Reports on the results of these are due in March of 2002, which
will be a good moment to take stock. There is also the work on
pathology modernisation going forward, and again, a number of
projects include telemedicine aspects.
56. In conjunction with the British Library
the Department has set up the Telemedicine Information Service
(www.tis.bl.uk) to act as a repository for NHS telemedicine initiatives.

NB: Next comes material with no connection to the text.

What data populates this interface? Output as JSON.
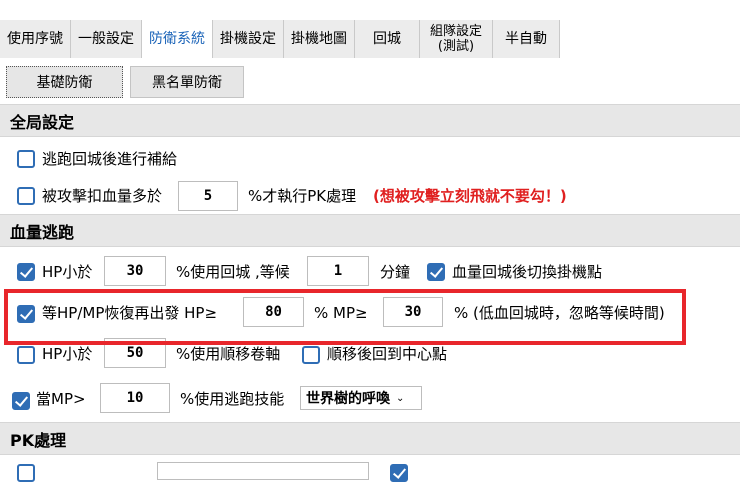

We will be reviewing this to see how effective it is, and how
we can make better use of it to help NHS managers and clinicians
better aware of what can be achieved.
57. A key issue with telemedicine and telecare
is not the technology, which is in fact relatively straightforward,
but the implications for clinical practice and the organisation
of workflow processes to deliver healthcare. Re-engineering of
health care services needs to be the focus for change, rather
than telemedicine as such.
58. While many of the current Telemedicine
projects are about links between health care establishments (eg
Minor Injuries Unit connected to A&E specialist centre), there
are also many potential applications for home monitoring, which
should make it easier for patients to be at home rather than in
hospital.
59. Although not often considered as being
telemedicine or telecare applications, the highly successful NHS
Direct and NHS Direct Online programmes are good examples of using
information technology to deliver healthcare and health information
which use the existing communications infrastructure. Their greatest
impact has been in the way citizens and patients interact with
the service. Major strategic projects such as EPR and Direct Bookings
(both of which have telemedicine aspects) are also drivers for
looking at the business processes within the NHS and developing
the NHS telecommunications infrastructure.